America belongs to you and me
America’s a promise we can keep
If we sweep away the lies that say
That there is not enough
To make a place, full of grace for all of us

When the leaders lie it’s hard to swallow
May the people lead and the leaders follow
To that shining city on the hill
Yeah I believe we will, yeah I believe we will

Underneath the mask we’re all the same
So no more keeping score and placing blame
Yeah I believe that we’re the ones
That we’ve been waiting for
So sail with me and we will reach the other shore

Of the shining sea and waves of grain
To the mountains high across the plains
To that shining city on the hill
Yeah I believe we will, yeah I believe we will
Yeah I believe we will, yeah I believe we will
Yeah I believe

            Later that same day I reached out to Jeff Berkley, an old friend and brilliant producer. He texted me right back. “I’m in,” he said, and we huddled up on who the best players might be. I’d handle all the guitars but we needed bass, drums, and organ. Soon I was tracking down Larry Grano, Rick Nash, and Sharon Whyte, who all jumped right in. The first opening in everybody’s impossibly busy schedules was Wednesday evening. We booked it. That meant I only had four days to put the song through all the many rewrites, revisions, and refinements that usually take weeks or months to unfold in any normal songwriting process. But this wasn’t normal. The election was in three weeks and we had to move fast. I sang the song a thousand ways until every note of every line settled into its forever home. (You don’t control this part of the process – the song tells you what it wants to be). I re-jiggered the ending over and over until it finally felt right. It was done. Then Ammar’s text came in.
            “Can you add something about the 50th district or the campaign? And the phrase ‘country over party?’ Just so people can identify it with us specifically?”
            Ugh. A rewrite? Now? But I had to try. I let go of what I thought the song should be. This song wasn’t about me. It was for Ammar and his all-important efforts to bring real representation to California’s 50th congressional district. I needed to make this song into whatever the campaign needed it to be. Collaboration is hard – I’m used to writing songs by myself. But I love and trust Ammar. So I wrote another verse and chorus and put it in the middle of the song.

            Country over party every time
            We’re going door to door and changing minds
            El Cajon, San Marcos, Escondido, Temecula
            We’re digging deep, lifting up the best of us

            Duncan Hunter’s lies are hard to swallow
            When the people lead, the leaders follow
            To that shining city on the hill
            And I believe we will, I believe we will

            I didn’t want to make the song this specific – I wanted it to be more universal about the broader themes of Ammar’s campaign – but he was right and I was wrong.
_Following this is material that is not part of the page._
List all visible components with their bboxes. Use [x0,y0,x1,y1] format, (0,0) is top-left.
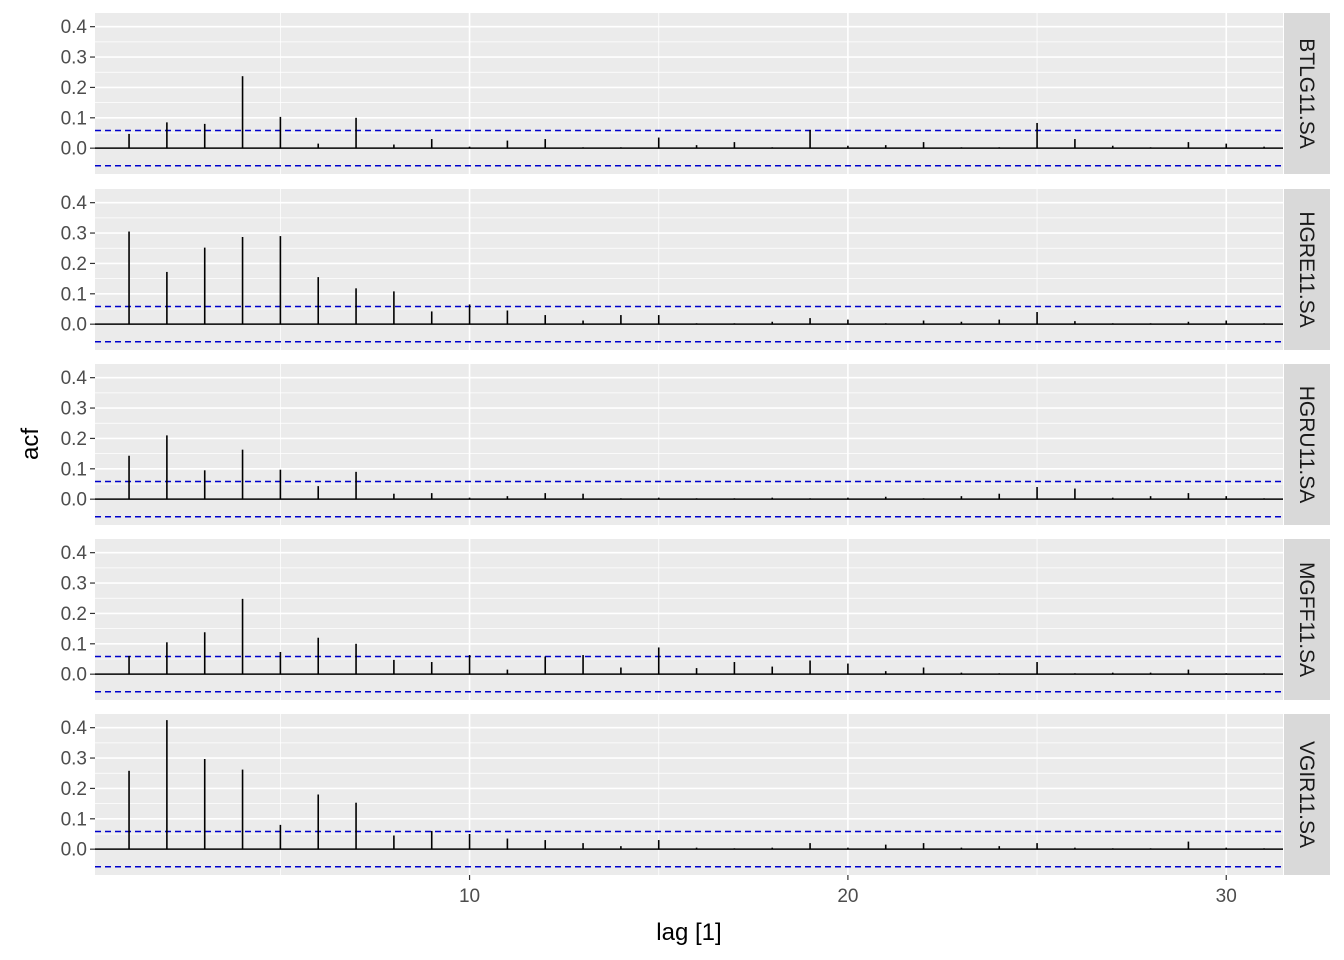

Now it was the fight song we were looking for – big ideas and concrete details – something his thousands of followers, hundreds of volunteers, and crackerjack staff could rally around and feel inspired by. Something Ammar, a talented singer with a beautiful voice, could sing at events. Something to keep us all fired up and ready to go. There was still a lot of work to do. Long hours, endless phone calls, unrelenting print and television interviews, thousands of doors to knock on, long hard days and long hard nights. The good people of the 50th district deserve to finally be heard and have a real voice in Washington. This is all for them. We can sleep after November 6.
No matter how this election turns out we know we changed the lives of thousands of people. Win or lose, Ammar will be fine. He’s a national figure now. Millions of people know his name and his story. He’ll be thirty years old in a few months. He’s just getting started serving this great country that gave both of us, the sons of immigrants, everything we have.
Together, we’re stronger than we are alone. There is nothing wrong with America that cannot be fixed by what is right with America. It is from our union that our strength comes. We will weather the darkness that sometimes sweeps across the landscape obscuring our greatness. We will gather in the clearing, and we will walk together toward that shining city on a hill. I believe we will.